Introductory text in the program catches the audience up from where Advance Man, the first part of Rogers' "Honeycomb trilogy" (this title makes more sense for those who have seen the works, and I run the risk of revealing too much if I try to describe it here). Blast picks up nearly two decades afterward, and an alien race has taken over Earth. Millions have been murdered, and among the living, families have been segregated and forced to live under an oppressive governing body.

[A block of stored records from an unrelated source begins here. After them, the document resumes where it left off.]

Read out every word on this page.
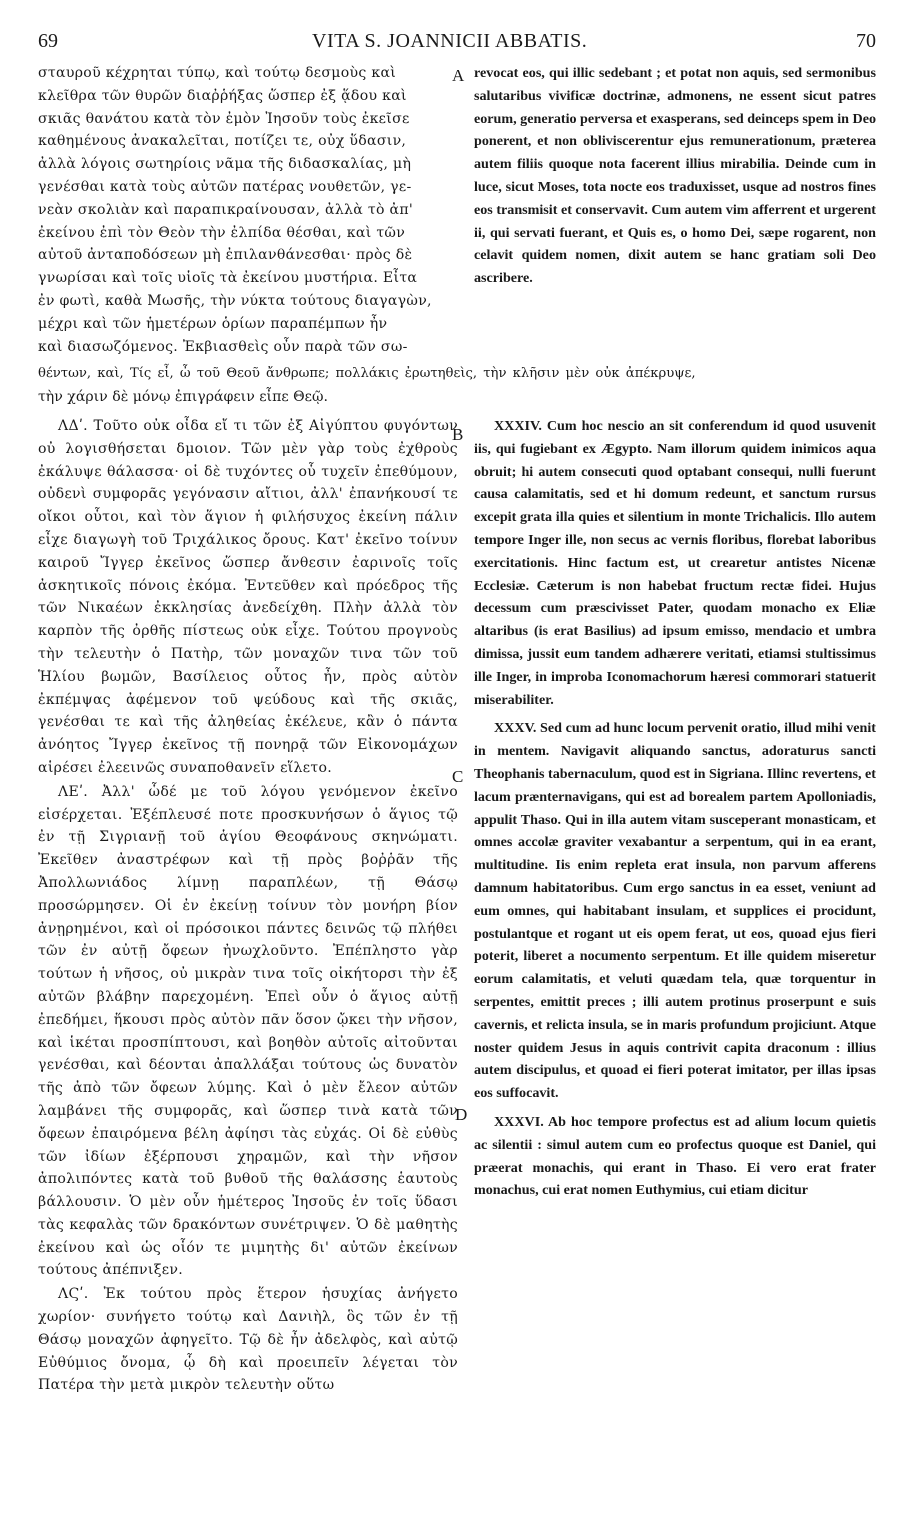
69	VITA S. JOANNICII ABBATIS.	70
A
B
C
D
σταυροῦ κέχρηται τύπῳ, καὶ τούτῳ δεσμοὺς καὶ
κλεῖθρα τῶν θυρῶν διαῤῥήξας ὥσπερ ἐξ ᾅδου καὶ
σκιᾶς θανάτου κατὰ τὸν ἐμὸν Ἰησοῦν τοὺς ἐκεῖσε
καθημένους ἀνακαλεῖται, ποτίζει τε, οὐχ ὕδασιν,
ἀλλὰ λόγοις σωτηρίοις νᾶμα τῆς διδασκαλίας, μὴ
γενέσθαι κατὰ τοὺς αὐτῶν πατέρας νουθετῶν, γε-
νεὰν σκολιὰν καὶ παραπικραίνουσαν, ἀλλὰ τὸ ἀπ'
ἐκείνου ἐπὶ τὸν Θεὸν τὴν ἐλπίδα θέσθαι, καὶ τῶν
αὐτοῦ ἀνταποδόσεων μὴ ἐπιλανθάνεσθαι· πρὸς δὲ
γνωρίσαι καὶ τοῖς υἱοῖς τὰ ἐκείνου μυστήρια. Εἶτα
ἐν φωτὶ, καθὰ Μωσῆς, τὴν νύκτα τούτους διαγαγὼν,
μέχρι καὶ τῶν ἡμετέρων ὁρίων παραπέμπων ἦν
καὶ διασωζόμενος. Ἐκβιασθεὶς οὖν παρὰ τῶν σω-
θέντων, καὶ, Τίς εἶ, ὦ τοῦ Θεοῦ ἄνθρωπε; πολλάκις ἐρωτηθεὶς, τὴν κλῆσιν μὲν οὐκ ἀπέκρυψε,
τὴν χάριν δὲ μόνῳ ἐπιγράφειν εἶπε Θεῷ.

ΛΔʹ. Τοῦτο οὐκ οἶδα εἴ τι τῶν ἐξ Αἰγύπτου φυγόντων οὐ λογισθήσεται δμοιον. Τῶν μὲν γὰρ τοὺς ἐχθροὺς ἐκάλυψε θάλασσα· οἱ δὲ τυχόντες οὗ τυχεῖν ἐπεθύμουν, οὐδενὶ συμφορᾶς γεγόνασιν αἴτιοι, ἀλλ' ἐπανήκουσί τε οἴκοι οὗτοι, καὶ τὸν ἅγιον ἡ φιλήσυχος ἐκείνη πάλιν εἶχε διαγωγὴ τοῦ Τριχάλικος ὄρους. Κατ' ἐκεῖνο τοίνυν καιροῦ Ἴγγερ ἐκεῖνος ὥσπερ ἄνθεσιν ἐαρινοῖς τοῖς ἀσκητικοῖς πόνοις ἐκόμα. Ἐντεῦθεν καὶ πρόεδρος τῆς τῶν Νικαέων ἐκκλησίας ἀνεδείχθη. Πλὴν ἀλλὰ τὸν καρπὸν τῆς ὀρθῆς πίστεως οὐκ εἶχε. Τούτου προγνοὺς τὴν τελευτὴν ὁ Πατὴρ, τῶν μοναχῶν τινα τῶν τοῦ Ἡλίου βωμῶν, Βασίλειος οὗτος ἦν, πρὸς αὐτὸν ἐκπέμψας ἀφέμενον τοῦ ψεύδους καὶ τῆς σκιᾶς, γενέσθαι τε καὶ τῆς ἀληθείας ἐκέλευε, κἂν ὁ πάντα ἀνόητος Ἴγγερ ἐκεῖνος τῇ πονηρᾷ τῶν Εἰκονομάχων αἱρέσει ἐλεεινῶς συναποθανεῖν εἵλετο.

ΛΕʹ. Ἀλλ' ὧδέ με τοῦ λόγου γενόμενον ἐκεῖνο εἰσέρχεται. Ἐξέπλευσέ ποτε προσκυνήσων ὁ ἅγιος τῷ ἐν τῇ Σιγριανῇ τοῦ ἁγίου Θεοφάνους σκηνώματι. Ἐκεῖθεν ἀναστρέφων καὶ τῇ πρὸς βοῤῥᾶν τῆς Ἀπολλωνιάδος λίμνῃ παραπλέων, τῇ Θάσῳ προσώρμησεν. Οἱ ἐν ἐκείνῃ τοίνυν τὸν μονήρη βίον ἀνῃρημένοι, καὶ οἱ πρόσοικοι πάντες δεινῶς τῷ πλήθει τῶν ἐν αὐτῇ ὄφεων ἠνωχλοῦντο. Ἐπέπληστο γὰρ τούτων ἡ νῆσος, οὐ μικρὰν τινα τοῖς οἰκήτορσι τὴν ἐξ αὐτῶν βλάβην παρεχομένη. Ἐπεὶ οὖν ὁ ἅγιος αὐτῇ ἐπεδήμει, ἥκουσι πρὸς αὐτὸν πᾶν ὅσον ᾤκει τὴν νῆσον, καὶ ἱκέται προσπίπτουσι, καὶ βοηθὸν αὐτοῖς αἰτοῦνται γενέσθαι, καὶ δέονται ἀπαλλάξαι τούτους ὡς δυνατὸν τῆς ἀπὸ τῶν ὄφεων λύμης. Καὶ ὁ μὲν ἔλεον αὐτῶν λαμβάνει τῆς συμφορᾶς, καὶ ὥσπερ τινὰ κατὰ τῶν ὄφεων ἐπαιρόμενα βέλη ἀφίησι τὰς εὐχάς. Οἱ δὲ εὐθὺς τῶν ἰδίων ἐξέρπουσι χηραμῶν, καὶ τὴν νῆσον ἀπολιπόντες κατὰ τοῦ βυθοῦ τῆς θαλάσσης ἑαυτοὺς βάλλουσιν. Ὁ μὲν οὖν ἡμέτερος Ἰησοῦς ἐν τοῖς ὕδασι τὰς κεφαλὰς τῶν δρακόντων συνέτριψεν. Ὁ δὲ μαθητὴς ἐκείνου καὶ ὡς οἷόν τε μιμητὴς δι' αὐτῶν ἐκείνων τούτους ἀπέπνιξεν.

ΛϚʹ. Ἐκ τούτου πρὸς ἕτερον ἡσυχίας ἀνήγετο χωρίον· συνήγετο τούτῳ καὶ Δανιὴλ, ὃς τῶν ἐν τῇ Θάσῳ μοναχῶν ἀφηγεῖτο. Τῷ δὲ ἦν ἀδελφὸς, καὶ αὐτῷ Εὐθύμιος ὄνομα, ᾧ δὴ καὶ προειπεῖν λέγεται τὸν Πατέρα τὴν μετὰ μικρὸν τελευτὴν οὕτω

revocat eos, qui illic sedebant ; et potat non aquis, sed sermonibus salutaribus vivificæ doctrinæ, admonens, ne essent sicut patres eorum, generatio perversa et exasperans, sed deinceps spem in Deo ponerent, et non obliviscerentur ejus remunerationum, præterea autem filiis quoque nota facerent illius mirabilia. Deinde cum in luce, sicut Moses, tota nocte eos traduxisset, usque ad nostros fines eos transmisit et conservavit. Cum autem vim afferrent et urgerent ii, qui servati fuerant, et Quis es, o homo Dei, sæpe rogarent, non celavit quidem nomen, dixit autem se hanc gratiam soli Deo ascribere.

XXXIV. Cum hoc nescio an sit conferendum id quod usuvenit iis, qui fugiebant ex Ægypto. Nam illorum quidem inimicos aqua obruit; hi autem consecuti quod optabant consequi, nulli fuerunt causa calamitatis, sed et hi domum redeunt, et sanctum rursus excepit grata illa quies et silentium in monte Trichalicis. Illo autem tempore Inger ille, non secus ac vernis floribus, florebat laboribus exercitationis. Hinc factum est, ut crearetur antistes Nicenæ Ecclesiæ. Cæterum is non habebat fructum rectæ fidei. Hujus decessum cum præscivisset Pater, quodam monacho ex Eliæ altaribus (is erat Basilius) ad ipsum emisso, mendacio et umbra dimissa, jussit eum tandem adhærere veritati, etiamsi stultissimus ille Inger, in improba Iconomachorum hæresi commorari statuerit miserabiliter.

XXXV. Sed cum ad hunc locum pervenit oratio, illud mihi venit in mentem. Navigavit aliquando sanctus, adoraturus sancti Theophanis tabernaculum, quod est in Sigriana. Illinc revertens, et lacum prænternavigans, qui est ad borealem partem Apolloniadis, appulit Thaso. Qui in illa autem vitam susceperant monasticam, et omnes accolæ graviter vexabantur a serpentum, qui in ea erant, multitudine. Iis enim repleta erat insula, non parvum afferens damnum habitatoribus. Cum ergo sanctus in ea esset, veniunt ad eum omnes, qui habitabant insulam, et supplices ei procidunt, postulantque et rogant ut eis opem ferat, ut eos, quoad ejus fieri poterit, liberet a nocumento serpentum. Et ille quidem miseretur eorum calamitatis, et veluti quædam tela, quæ torquentur in serpentes, emittit preces ; illi autem protinus proserpunt e suis cavernis, et relicta insula, se in maris profundum projiciunt. Atque noster quidem Jesus in aquis contrivit capita draconum : illius autem discipulus, et quoad ei fieri poterat imitator, per illas ipsas eos suffocavit.

XXXVI. Ab hoc tempore profectus est ad alium locum quietis ac silentii : simul autem cum eo profectus quoque est Daniel, qui præerat monachis, qui erant in Thaso. Ei vero erat frater monachus, cui erat nomen Euthymius, cui etiam dicitur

A resistance movement has been formed in a home for pregnant women, whom these aliens leave alone. (Aside for one hilarious prop gag, the aliens remain largely unseen.) Ronnie (an occasionally shrill but convincing Becky Byers), whom we first met in Advance Man as the daughter of one of the astronauts who made first contact with these dangerous aliens, spearheads this group, which increasingly puts her at odds with brother Abbie (a layered David Rosenblatt). Abbie seems to be drawn to the dark side, questioning the same human instincts and traditions the more than Ronnie and her renegades try to protect.
Director Jordana Williams focuses on the show's emotional core in order to keep the audience engaged. Fraying connections to one another and personal stakes provide the heart of this work, not extra-terrestrial attacks. (Blast also improves upon its predecessor by the absence of explanatory monologues like the one that cluttered the climax of Advance Man.) Rogers, too, is smart enough to know that Blast can't be all dialogue, either; cast member Joe Mathers nimbly choreographs some entertainingly violent fight scenes. (Zoe Morsette did the special effects here.) This entire ensemble, which includes stellar actors like Felicia J. Hudson, Mathers, Alisha Spielmann and Kristen Vaughn, treats Rogers' words like poetry. Jason Howard and Cotton Wright turn in particularly gripping, realistic performances.

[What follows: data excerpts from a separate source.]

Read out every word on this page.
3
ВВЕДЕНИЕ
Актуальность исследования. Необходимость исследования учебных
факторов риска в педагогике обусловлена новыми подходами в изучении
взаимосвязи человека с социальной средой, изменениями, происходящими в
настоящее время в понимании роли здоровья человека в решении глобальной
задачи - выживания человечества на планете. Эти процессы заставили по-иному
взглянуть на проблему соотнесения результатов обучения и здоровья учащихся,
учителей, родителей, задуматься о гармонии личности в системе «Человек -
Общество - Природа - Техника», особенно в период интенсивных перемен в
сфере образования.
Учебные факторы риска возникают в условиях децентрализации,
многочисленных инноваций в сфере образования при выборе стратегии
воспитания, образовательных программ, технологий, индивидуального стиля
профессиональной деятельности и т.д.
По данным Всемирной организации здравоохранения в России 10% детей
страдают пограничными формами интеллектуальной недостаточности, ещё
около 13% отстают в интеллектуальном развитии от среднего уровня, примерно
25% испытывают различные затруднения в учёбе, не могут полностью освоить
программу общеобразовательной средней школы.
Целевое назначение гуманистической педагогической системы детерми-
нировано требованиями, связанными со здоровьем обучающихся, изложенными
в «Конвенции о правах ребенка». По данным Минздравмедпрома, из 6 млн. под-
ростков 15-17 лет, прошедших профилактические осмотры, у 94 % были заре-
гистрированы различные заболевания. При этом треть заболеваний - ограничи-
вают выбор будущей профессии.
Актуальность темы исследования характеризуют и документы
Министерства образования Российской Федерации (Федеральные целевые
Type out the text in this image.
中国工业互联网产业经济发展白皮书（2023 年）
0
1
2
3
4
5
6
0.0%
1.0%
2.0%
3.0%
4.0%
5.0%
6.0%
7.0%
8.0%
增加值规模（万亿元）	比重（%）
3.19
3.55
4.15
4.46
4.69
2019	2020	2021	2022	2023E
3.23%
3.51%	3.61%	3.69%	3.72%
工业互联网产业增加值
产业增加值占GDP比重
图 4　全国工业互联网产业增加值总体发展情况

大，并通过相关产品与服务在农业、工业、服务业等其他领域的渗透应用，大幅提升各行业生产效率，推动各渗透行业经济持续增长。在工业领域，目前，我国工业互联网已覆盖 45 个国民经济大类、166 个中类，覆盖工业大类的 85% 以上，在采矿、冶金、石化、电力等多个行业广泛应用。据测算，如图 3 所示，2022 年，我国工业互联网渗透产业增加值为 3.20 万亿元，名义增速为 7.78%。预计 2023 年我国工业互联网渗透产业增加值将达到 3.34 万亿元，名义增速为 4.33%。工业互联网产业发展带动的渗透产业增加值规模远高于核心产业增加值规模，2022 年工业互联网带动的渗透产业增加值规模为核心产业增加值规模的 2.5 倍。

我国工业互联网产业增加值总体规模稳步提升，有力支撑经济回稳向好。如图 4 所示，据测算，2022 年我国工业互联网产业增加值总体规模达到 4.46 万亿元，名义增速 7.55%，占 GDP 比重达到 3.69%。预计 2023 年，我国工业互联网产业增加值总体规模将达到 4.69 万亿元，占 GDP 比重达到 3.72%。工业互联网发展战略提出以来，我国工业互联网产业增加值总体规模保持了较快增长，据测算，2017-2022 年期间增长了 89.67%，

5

And yet I worry that Rogers' savvy and all of Williams' considerable directorial resources aren't enough for this trilogy. Yes, Blast gets a suitable production at the Secret, thanks in no part to Sandy Yaklin's set and Jeanne Travis's sound design. This story is ultimately a sci-fi miniseries, given an Off-Off berth, and it doesn't do full justice to this ambitious work. It deserves a bigger budget and richer production values. Through nobody's fault here, Blast still feels a bit like a pantomime act. And audiences truly deserving to get the full impact of this work.
Which is why I can't wait for the conclusion.